7 Tips for Recent College Graduates to Get Hired at a Startup

Lenny DeFranco
Grovo Learning
Published in
5 min readApr 15, 2015

If you’re a college student or recent graduate with an eye on working at a startup straight out of college, you have your work cut out for you.

Startups, youthful and irreverent as they typically are, generally consist of incredibly busy people for whom the most valuable resource in the world is time. When startups hire, they try to minimize the gap between onboarding and contribution to growth by looking for experienced talent who will hit the ground running. None of this is to say that startups have an aversion to fresh grads, just that the most important factor they’re looking for is one’s readiness to do the job in question.

For recent graduates who are entirely inexperienced, the way in is harder, but not impossible. Here are seven tips for putting yourself in the best position to demonstrate value off the bat to a startup company.

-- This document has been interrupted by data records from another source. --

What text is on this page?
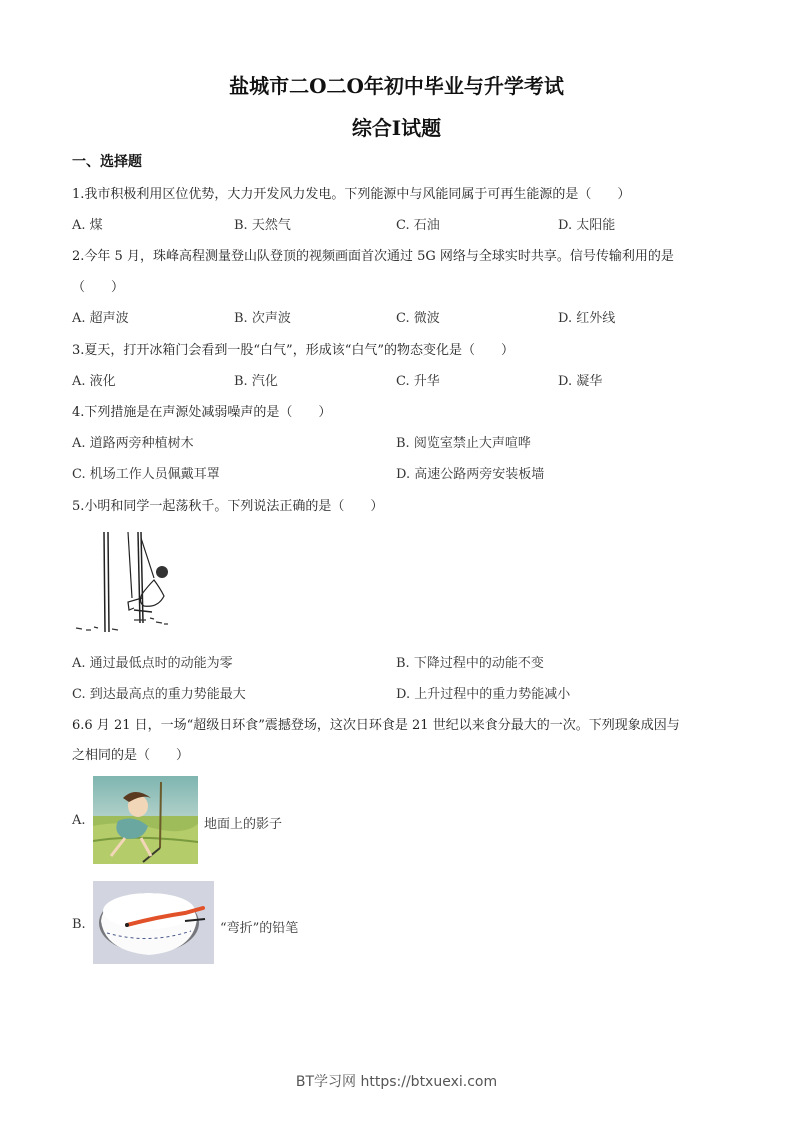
盐城市二O二O年初中毕业与升学考试
综合Ⅰ试题
一、选择题
1.我市积极利用区位优势，大力开发风力发电。下列能源中与风能同属于可再生能源的是（　　）
A. 煤	B. 天然气	C. 石油	D. 太阳能
2.今年 5 月，珠峰高程测量登山队登顶的视频画面首次通过 5G 网络与全球实时共享。信号传输利用的是
（　　）
A. 超声波	B. 次声波	C. 微波	D. 红外线
3.夏天，打开冰箱门会看到一股“白气”，形成该“白气”的物态变化是（　　）
A. 液化	B. 汽化	C. 升华	D. 凝华
4.下列措施是在声源处减弱噪声的是（　　）
A. 道路两旁种植树木	B. 阅览室禁止大声喧哗
C. 机场工作人员佩戴耳罩	D. 高速公路两旁安装板墙
5.小明和同学一起荡秋千。下列说法正确的是（　　）
A. 通过最低点时的动能为零	B. 下降过程中的动能不变
C. 到达最高点的重力势能最大	D. 上升过程中的重力势能减小
6.6 月 21 日，一场“超级日环食”震撼登场，这次日环食是 21 世纪以来食分最大的一次。下列现象成因与
之相同的是（　　）
A.	地面上的影子
B.	“弯折”的铅笔
BT学习网 https://btxuexi.com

  1. Understand what employment is. This is sometimes the most jarring reality to grasp for someone moving from the top of the “youth” ladder to the bottom of the “adult” ladder. In school, you are surrounded by an apparatus designed to help you. In an office, you’re there to help the business. When I see a cover letter that focuses on how a job can help the candidate grow, I know they’re probably not ready to contribute value immediately. Of course enthusiasm is important — at a startup, sometimes it’s all the business runs on — and nothing is more important to us than the happiness of our employees. But in order to become an employee, you need to show how you’re going to help the organization. Training is the single route you have to achieving that. You need to skill up.
  2. Figure out what you want to do. As an inexperienced candidate, you’ll need to put in a lot of work to qualify yourself for any role you pursue, no matter what industry or type of job it is. Cast a wide net if you’re unsure of where your interests and talents lie, but eventually, try to winnow your options down to a certain role that you feel good about spending a lot of unpaid time learning. If you don’t identify what you’ll have the perseverance to grow into, you’re going to spin your wheels and have little to show for it.
  3. Use your resume to display your ‘portfolio.’ The strongest evidence that you’re sufficiently skilled to take on a role is a robust body of work. Job descriptions on a resume are great, but specific highlights — projects or pieces you’ve completed — will better demonstrate your grasp of the role. How you show this will vary by position; a graphic designer’s portfolio is going to look a lot different than an aspiring accountant’s. But in all cases, try to relate these discrete, successful projects to your readiness on Day 1.
  4. Intern well. Nothing proves your capacity to help a company like having excelled in their office already. If you land an internship that you hope leads to a job, offer to contribute as substantially as they’ll allow in whatever fields they need. Especially at a startup, the roles will likely be fluid and you’ll get a good survey of the business’s operations. It’s the kind of place that could hire you for a job you created from scratch. If you find an area you particularly like, delve into it.
  5. Understand the space. One of the chief intangibles an experienced hire brings to the table is their knowledge of the company’s space. If you’re inexperienced, it’s that much more imperative to demonstrate a knowledge of both the company and the industry. You should be able to dissect why their brand positioning is the way it is, and understand how they stack up against their competition. Ideally, this knowledge will arrive attendant to your broader effort to acquire the skills needed to even be considered for your chosen role. Make sure your skills training isn’t done in a vacuum.
  6. Make sure the culture fits. Culture is incredibly important to startups: they’re small teams of people going through thick and thin with one another, trying to impact their small slice of the market better than anyone else. Culture is the unifying theory of the company. Before you join, make sure that you’re a good fit in the office, and vice versa. Our team, for example, is boisterous and playful. We love big celebrations and stress ball battles. Other offices are more subdued, others more corporate, others less results-driven. It takes all kinds. If you’re trying to impress particular companies into hiring you, help yourself out by knowing the culture when you walk in the door.
  7. Be proactive. The chief way in which you’re preparing yourself to work at a startup is, of course, skills training in whatever your chosen role requires. Past that, make sure that you’re proactive in getting yourself in front of companies. Buff up your LinkedIn; that should go without saying. It’s a huge resource to companies looking to staff particular skills. You might also want to arrange an informational interview with companies you particularly like. This will give you insight into what they do, what they need, and what their culture is like. Cold-call hirers; send pitches to CEOs. Do what you can to make yourself look as eager and ready as possible to step in and help.

The single most important determinant of your readiness to work at a startup is whether you can add value right away. Don’t think of a job at a startup as something you need to get; think of it as what happens when you become skilled enough to contribute.

Luckily, skills are available to anyone. That’s one of the great things about a good training program: they give you what you’ll need just as quickly as they can get a 30-year veteran up to speed on a new development in the industry. There’s also the lasting benefits of skills empowerment. Whether you get a job at the specific company your heart is set on, your know-how is an asset that goes with you wherever your career takes you.